3D helical capillary phantom
A 3D phantom was fabricated by using a glass capillary (ID 0.15 mm, OD 0.36 mm) wound around a PE tube (OD 16 mm) with a total capillary length of 280 mm (Fig. 5a). The inner diameter was chosen to be similar to blood vessels in small animals. With this 3D spiral we studied the potential of Overhauser DNP for 3D MRI imaging. Figure 5b shows a conventional MRI image using the VIBE sequence with the parameters described above (8 acquisitions). The liquid flows from the upper right corner to the lower left side with a flow rate of 0.9 ml/min. The water signal at the inlet is much weaker with respect to the outlet due to the larger distance of this end of the phantom to the NORAS pick-up coil used for detection. Figure 5c shows the single shot MR-image obtained with the microwaves turned on. As can be easily seen, the DNP polarized water protons lead to a strongly increased SNR and contrast of the image.
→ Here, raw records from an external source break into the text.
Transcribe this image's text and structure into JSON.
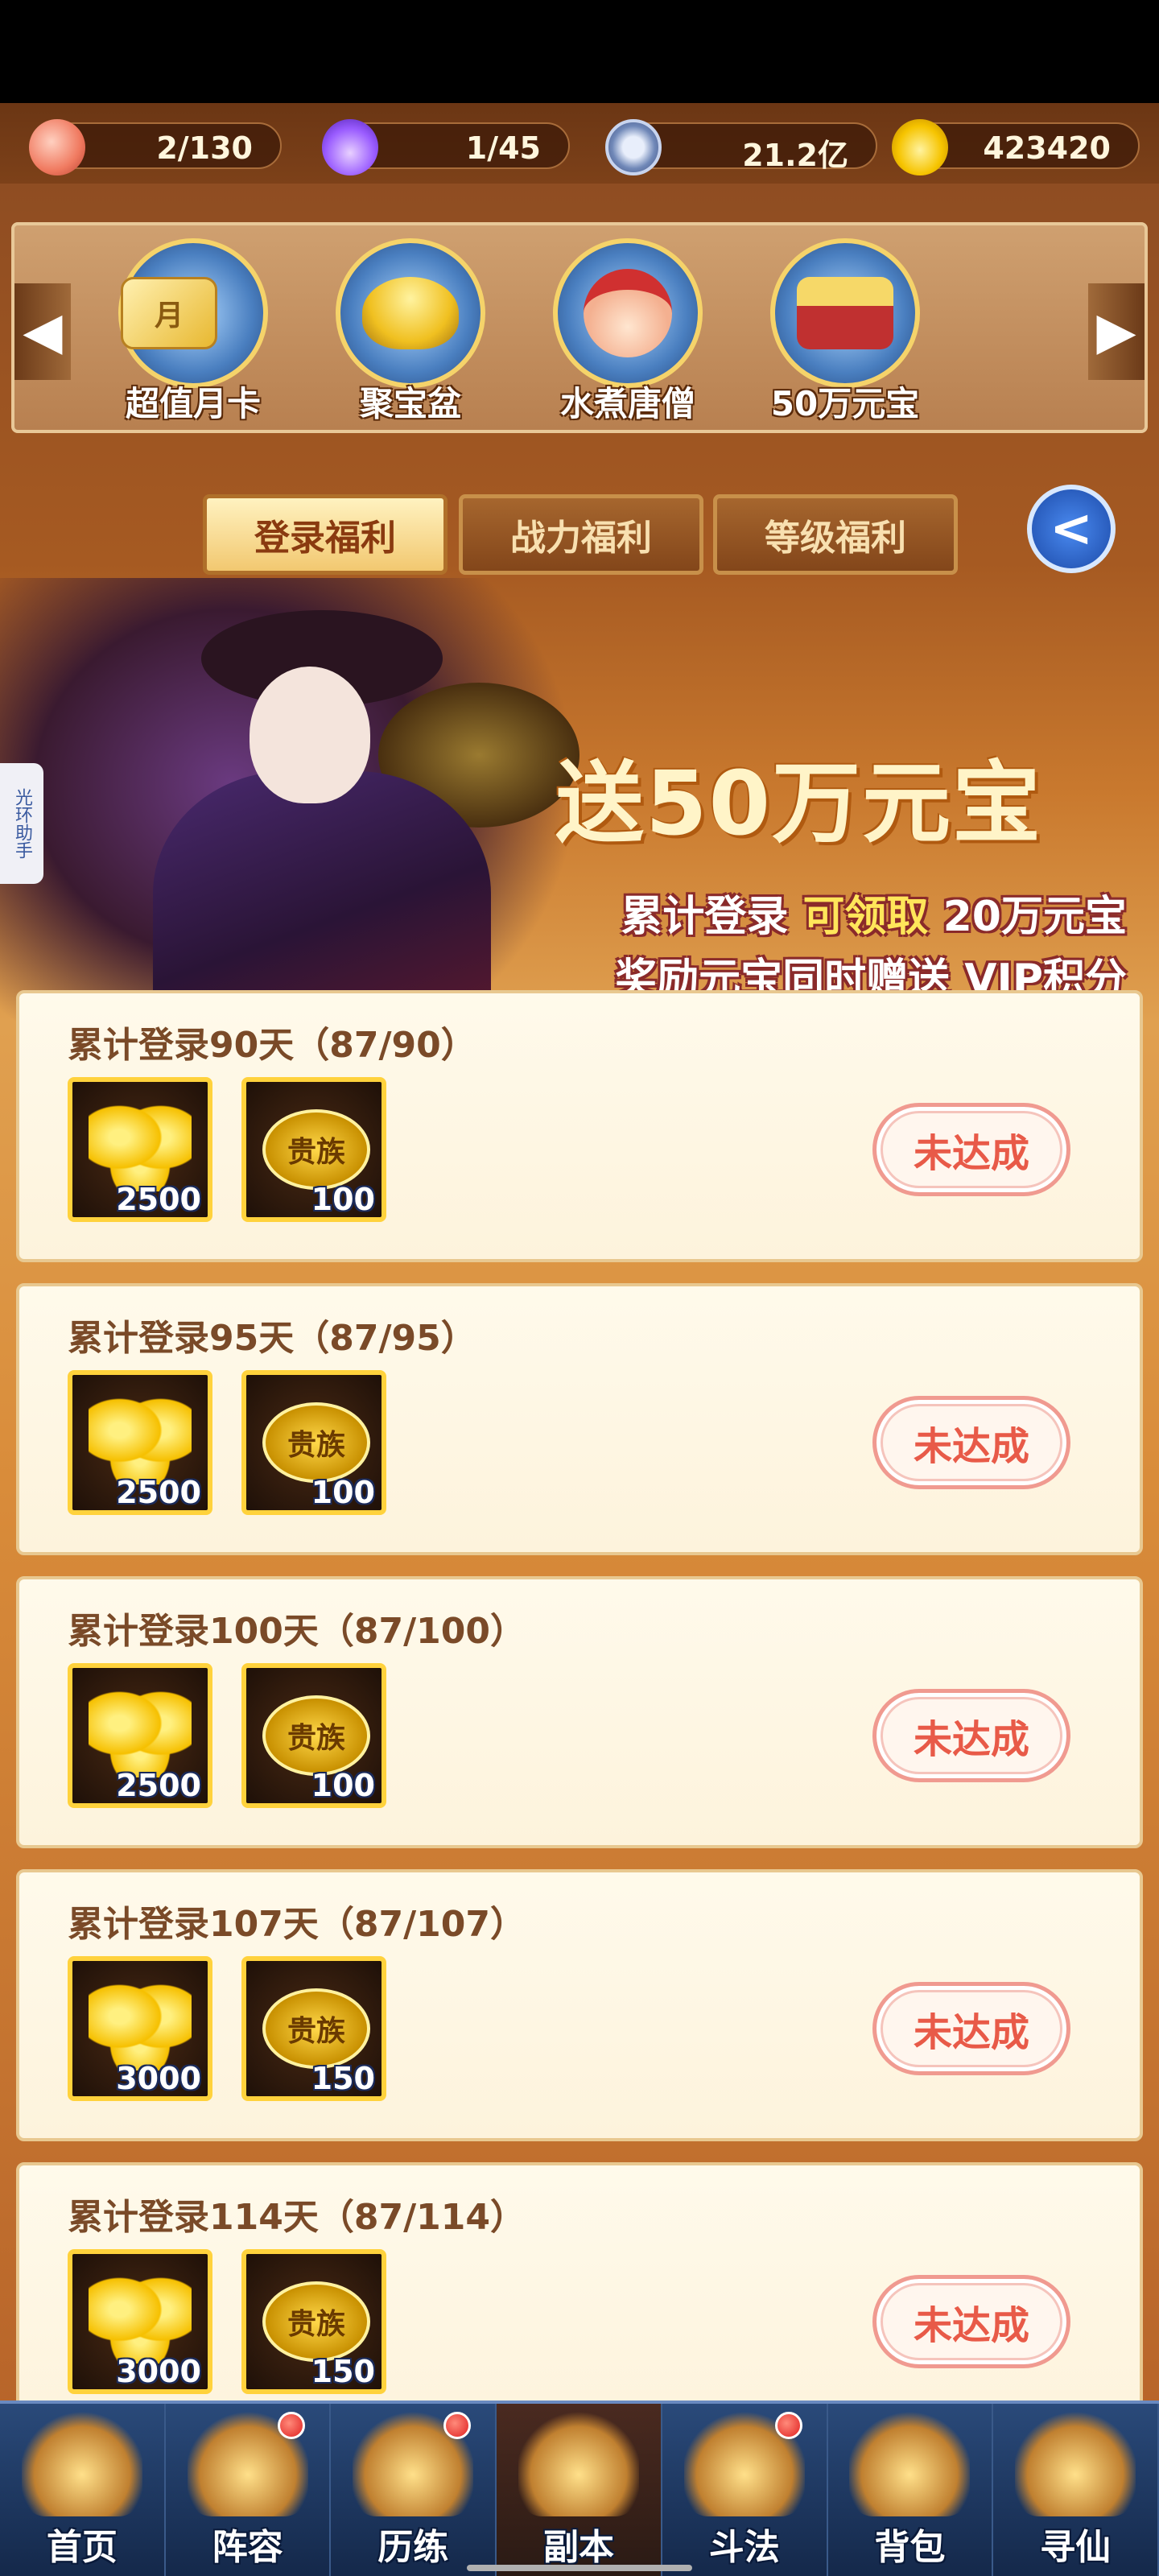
{
  "resources": [
    {
      "icon": "peach-icon",
      "value": "2/130"
    },
    {
      "icon": "flame-icon",
      "value": "1/45"
    },
    {
      "icon": "copper-coin-icon",
      "value": "21.2亿"
    },
    {
      "icon": "gold-ingot-icon",
      "value": "423420"
    }
  ],
  "shop_items": [
    {
      "label": "超值月卡",
      "badge": "月"
    },
    {
      "label": "聚宝盆"
    },
    {
      "label": "水煮唐僧"
    },
    {
      "label": "50万元宝"
    }
  ],
  "tabs": [
    {
      "label": "登录福利",
      "active": true
    },
    {
      "label": "战力福利",
      "active": false
    },
    {
      "label": "等级福利",
      "active": false
    }
  ],
  "side_tag": "光环助手",
  "banner": {
    "title": "送50万元宝",
    "line1_a": "累计登录",
    "line1_b": "可领取",
    "line1_c": "20万元宝",
    "line2_a": "奖励元宝同时赠送",
    "line2_b": "VIP积分"
  },
  "reward_cards": [
    {
      "title": "累计登录90天（87/90）",
      "rewards": [
        {
          "qty": "2500"
        },
        {
          "qty": "100",
          "label": "贵族"
        }
      ],
      "status": "未达成"
    },
    {
      "title": "累计登录95天（87/95）",
      "rewards": [
        {
          "qty": "2500"
        },
        {
          "qty": "100",
          "label": "贵族"
        }
      ],
      "status": "未达成"
    },
    {
      "title": "累计登录100天（87/100）",
      "rewards": [
        {
          "qty": "2500"
        },
        {
          "qty": "100",
          "label": "贵族"
        }
      ],
      "status": "未达成"
    },
    {
      "title": "累计登录107天（87/107）",
      "rewards": [
        {
          "qty": "3000"
        },
        {
          "qty": "150",
          "label": "贵族"
        }
      ],
      "status": "未达成"
    },
    {
      "title": "累计登录114天（87/114）",
      "rewards": [
        {
          "qty": "3000"
        },
        {
          "qty": "150",
          "label": "贵族"
        }
      ],
      "status": "未达成"
    }
  ],
  "nav": [
    {
      "label": "首页",
      "badge": false
    },
    {
      "label": "阵容",
      "badge": true
    },
    {
      "label": "历练",
      "badge": true
    },
    {
      "label": "副本",
      "badge": false,
      "active": true
    },
    {
      "label": "斗法",
      "badge": true
    },
    {
      "label": "背包",
      "badge": false
    },
    {
      "label": "寻仙",
      "badge": false
    }
  ],
  "colors": {
    "status_text": "#e85a48",
    "slot_border": "#ffd23c",
    "active_tab": "#f2c870"
  }
}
(a) 3D helix phantom made of a capillary with ID 0.15 mm ID/OD 0.36 mm. The blue arrows show the flow direction through the capillary. (b) MRI reference image of the helix without microwave (8 averages). (c) Single scan of the helix with 10 W of microwave power applied to the DNP resonator. All measurements are performed with the VIBE pulse sequence. The parameters are given in the text.
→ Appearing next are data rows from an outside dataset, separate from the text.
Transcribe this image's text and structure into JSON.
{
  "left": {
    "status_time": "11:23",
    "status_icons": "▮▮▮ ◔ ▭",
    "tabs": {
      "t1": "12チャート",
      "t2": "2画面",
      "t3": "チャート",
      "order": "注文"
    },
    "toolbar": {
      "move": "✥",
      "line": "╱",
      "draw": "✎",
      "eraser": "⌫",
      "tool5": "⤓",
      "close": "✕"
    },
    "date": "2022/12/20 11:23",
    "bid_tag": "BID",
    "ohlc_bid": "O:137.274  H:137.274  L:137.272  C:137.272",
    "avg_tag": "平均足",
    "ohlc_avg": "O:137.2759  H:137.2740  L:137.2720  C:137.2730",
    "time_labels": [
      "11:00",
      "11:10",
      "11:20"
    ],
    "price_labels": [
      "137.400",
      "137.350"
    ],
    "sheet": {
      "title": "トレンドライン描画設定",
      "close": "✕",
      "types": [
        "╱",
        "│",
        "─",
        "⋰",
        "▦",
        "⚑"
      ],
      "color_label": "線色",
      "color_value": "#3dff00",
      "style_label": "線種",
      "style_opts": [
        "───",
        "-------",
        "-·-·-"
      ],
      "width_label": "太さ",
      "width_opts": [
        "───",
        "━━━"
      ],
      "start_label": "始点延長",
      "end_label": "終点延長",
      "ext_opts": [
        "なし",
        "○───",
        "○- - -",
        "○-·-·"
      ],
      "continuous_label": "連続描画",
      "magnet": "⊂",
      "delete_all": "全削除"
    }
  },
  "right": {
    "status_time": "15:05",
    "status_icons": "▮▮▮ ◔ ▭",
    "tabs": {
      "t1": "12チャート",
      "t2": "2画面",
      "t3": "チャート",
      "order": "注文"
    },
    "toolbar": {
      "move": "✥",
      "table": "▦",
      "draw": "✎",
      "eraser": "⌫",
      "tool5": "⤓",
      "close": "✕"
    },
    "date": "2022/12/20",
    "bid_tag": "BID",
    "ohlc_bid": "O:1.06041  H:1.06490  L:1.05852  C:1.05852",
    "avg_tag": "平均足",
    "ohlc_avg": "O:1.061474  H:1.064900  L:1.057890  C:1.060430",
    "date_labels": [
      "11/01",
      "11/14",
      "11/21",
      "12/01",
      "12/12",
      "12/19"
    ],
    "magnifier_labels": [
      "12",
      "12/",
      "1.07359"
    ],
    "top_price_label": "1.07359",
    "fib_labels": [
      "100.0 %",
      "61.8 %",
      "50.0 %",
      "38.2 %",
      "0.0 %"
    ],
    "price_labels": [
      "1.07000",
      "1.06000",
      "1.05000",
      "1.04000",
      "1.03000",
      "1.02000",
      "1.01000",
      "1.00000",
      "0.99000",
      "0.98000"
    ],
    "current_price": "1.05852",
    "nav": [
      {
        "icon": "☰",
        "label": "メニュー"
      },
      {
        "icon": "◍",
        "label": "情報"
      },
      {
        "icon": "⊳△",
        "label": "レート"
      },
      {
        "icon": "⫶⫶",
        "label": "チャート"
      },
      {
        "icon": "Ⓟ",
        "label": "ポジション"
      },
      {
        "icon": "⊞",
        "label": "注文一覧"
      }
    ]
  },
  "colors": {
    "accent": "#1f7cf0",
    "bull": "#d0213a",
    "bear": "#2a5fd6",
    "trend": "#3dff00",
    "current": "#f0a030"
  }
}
The SNR enhancement by the DNP method compared to the conventional MR-image without microwaves has been experimentally determined for different flow rates. The optimum flow rate for SNR improvement by DNP is a trade-off between the residence time of the liquid inside the microwave resonator and the flow time through the phantom. The first aspect requires slow flow rates to achieve maximum polarization transfer. The second aspect asks for high flow rates to reduce the relaxation losses within the flow time through the phantom. Therefore, the highest enhancement is observed on the inlet side of the phantom due to the shortest time delay after the DNP polarization process accomplished inside the microwave resonator. The largest enhancement by the DNP method averaged over the 3 turns of the phantom was 21, obtained with the TE013 resonator at a flow rate of 0.5 ml/min. To achieve the same SNR with a thermally polarized TEMPOL/water solution (without microwaves) a 400 times longer measurement time would be necessary. The results shown in Fig. 6 also demonstrate a 2-fold larger enhancements obtained with the longer TE013 resonator for a given flow rate compared to the fundamental mode TE011 resonator. These results have been obtained with a 28 mM TEMPOL solution, which was optimized for DNP enhancement and resulted in a proton relaxation time T1 = 0.2 sec.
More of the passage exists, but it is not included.